Przemysław Piwowarczyk,

GABINETOWA ETNOGRAFIA GREKÓW (BARBARA SZUBERT: 'STAROŻYTNA ARABIA W ŚWIETLE ŹRÓDEŁ GRECKICH')

A A A
Książka Barbary Szubert jest pozycją specjalistyczną o profilu znacznie węższym, niż sugeruje to sam tytuł. Mamy bowiem do czynienia nie z książką o Arabii czy Arabach, ale o wątkach arabskich w literaturze greckiej, a i to tylko w kontekście zależności źródłowej pomiędzy poszczególnymi autorami. Jest to więc książka o literaturze, nie zaś o literatury tej przedmiocie; do tego utrzymana konsekwentnie w duchu Quellenforschung. Autorka nie dokonuje co prawda samodzielnego rozbioru tekstów, ale korzysta z ustaleń uczonych poprzedników. Przy czym interesują ją oczywiście tylko partie poświęcone Arabii i Arabom.

W związku z tym jedyne, co bada Szubert, to związki zależności pomiędzy relacjami poszczególnych autorów, śledzenie powiązań między nimi i próba wskazania pierwotnego źródła. W wielu rozdziałach autorka pokazuje, w jaki sposób dany wątek był powielany i opracowywany przez kolejnych autorów, czasem aż po głębokie Bizancjum. Nie interesują jej jednak już przyczyny, dla których ulegał on przekształceniom, ani znaczenie, jakie te powtarzane (i przetwarzane) wątki miały dla kolejnych autorów, tworzących przecież w innym kontekście historyczno-społecznym i dla innej publiczności.

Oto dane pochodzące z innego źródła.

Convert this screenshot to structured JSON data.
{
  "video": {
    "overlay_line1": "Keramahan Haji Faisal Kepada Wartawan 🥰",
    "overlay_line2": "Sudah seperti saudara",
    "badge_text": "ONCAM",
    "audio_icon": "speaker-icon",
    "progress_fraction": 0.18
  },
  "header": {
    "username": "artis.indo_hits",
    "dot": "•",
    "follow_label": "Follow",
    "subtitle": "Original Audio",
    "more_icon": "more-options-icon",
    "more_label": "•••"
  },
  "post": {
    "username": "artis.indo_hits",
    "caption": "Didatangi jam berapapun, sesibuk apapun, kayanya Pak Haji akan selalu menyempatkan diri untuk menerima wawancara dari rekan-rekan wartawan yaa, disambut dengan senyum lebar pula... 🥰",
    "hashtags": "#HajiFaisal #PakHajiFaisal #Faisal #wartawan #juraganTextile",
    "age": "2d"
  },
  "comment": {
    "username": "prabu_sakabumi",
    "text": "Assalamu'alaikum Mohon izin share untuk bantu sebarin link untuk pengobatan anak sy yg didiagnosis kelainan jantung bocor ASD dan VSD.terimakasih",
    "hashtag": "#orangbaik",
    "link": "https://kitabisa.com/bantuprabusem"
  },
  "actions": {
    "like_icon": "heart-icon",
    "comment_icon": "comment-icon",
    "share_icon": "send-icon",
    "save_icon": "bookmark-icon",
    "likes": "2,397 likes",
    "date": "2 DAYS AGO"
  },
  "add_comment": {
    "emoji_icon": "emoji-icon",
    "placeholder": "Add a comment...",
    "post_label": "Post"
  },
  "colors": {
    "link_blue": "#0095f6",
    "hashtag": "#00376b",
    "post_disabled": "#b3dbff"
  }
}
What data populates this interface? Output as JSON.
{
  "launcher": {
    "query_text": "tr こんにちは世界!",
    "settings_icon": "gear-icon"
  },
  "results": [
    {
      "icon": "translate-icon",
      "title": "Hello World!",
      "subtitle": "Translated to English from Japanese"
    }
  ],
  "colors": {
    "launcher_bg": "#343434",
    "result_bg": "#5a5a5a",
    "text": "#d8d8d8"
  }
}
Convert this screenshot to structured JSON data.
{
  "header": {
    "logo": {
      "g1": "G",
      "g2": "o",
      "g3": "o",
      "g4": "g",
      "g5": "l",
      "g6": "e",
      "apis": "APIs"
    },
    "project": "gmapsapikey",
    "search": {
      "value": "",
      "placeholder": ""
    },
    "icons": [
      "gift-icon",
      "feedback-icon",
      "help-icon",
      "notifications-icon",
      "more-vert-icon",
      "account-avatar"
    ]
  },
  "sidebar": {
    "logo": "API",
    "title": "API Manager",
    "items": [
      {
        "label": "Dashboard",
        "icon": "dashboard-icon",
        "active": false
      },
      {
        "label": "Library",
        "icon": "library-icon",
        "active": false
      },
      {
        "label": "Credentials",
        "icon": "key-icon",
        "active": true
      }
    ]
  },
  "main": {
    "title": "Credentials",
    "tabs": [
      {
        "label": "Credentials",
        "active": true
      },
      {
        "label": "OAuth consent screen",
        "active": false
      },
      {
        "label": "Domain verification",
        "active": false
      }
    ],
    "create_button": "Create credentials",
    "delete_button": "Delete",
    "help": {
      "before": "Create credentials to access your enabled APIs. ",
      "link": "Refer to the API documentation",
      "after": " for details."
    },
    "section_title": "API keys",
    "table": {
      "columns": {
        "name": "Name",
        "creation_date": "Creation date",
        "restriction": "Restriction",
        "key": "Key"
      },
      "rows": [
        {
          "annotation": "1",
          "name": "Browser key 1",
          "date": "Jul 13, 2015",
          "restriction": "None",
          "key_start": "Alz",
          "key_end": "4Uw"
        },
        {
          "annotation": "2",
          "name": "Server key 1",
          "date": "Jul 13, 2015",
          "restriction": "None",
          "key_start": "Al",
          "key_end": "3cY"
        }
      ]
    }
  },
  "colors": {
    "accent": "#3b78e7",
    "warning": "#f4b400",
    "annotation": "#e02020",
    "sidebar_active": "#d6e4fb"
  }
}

To typ badań nad antykiem, który swoją świetność przeżywał w drugiej połowie XIX wieku. Historycy starożytności uważali wówczas, że są w stanie wyizolować z późnoantycznych kompilacji ich pierwotne źródła i w ten sposób zdobyć pewną wiedzę o przeszłości. Praktycy tego podejścia byli bowiem przekonani, że autorzy antyczni przekazują nam rzetelny obraz przeszłości, o ile tylko będziemy potrafili wydzielić składowe z późnych, mechanicznie tworzonych, kompendiów. Niestety, rekonstrukcja genealogii nie poszerza jednak naszej wiedzy na żaden inny temat niż sama genealogia. Na dodatek i sama genealogia jest wątpliwa – nie ma bowiem sposobu, by sprawdzić jej poprawność, jeśli nie zachowało się dzieło autora, na którym oparł się późniejszy kompilator. Szubert jest zresztą tego świadoma, pisze bowiem: „Niestety wyodrębnienie z »Dziejów« Herodota informacji pochodzących od Hekatajosa, a następnie informacji przejętych przez Hekatajosa z relacji Skylaksa, jest w większości przypadków zadaniem karkołomnym” (s. 51). Głównie z tego powodu Quellenforschung należy zasadniczo do historii historiografii – wszystkie jako tako pewne zależności zostały już dawno ustalone, a te niepewne najprawdopodobniej na zawsze pozostaną w sferze spekulacji.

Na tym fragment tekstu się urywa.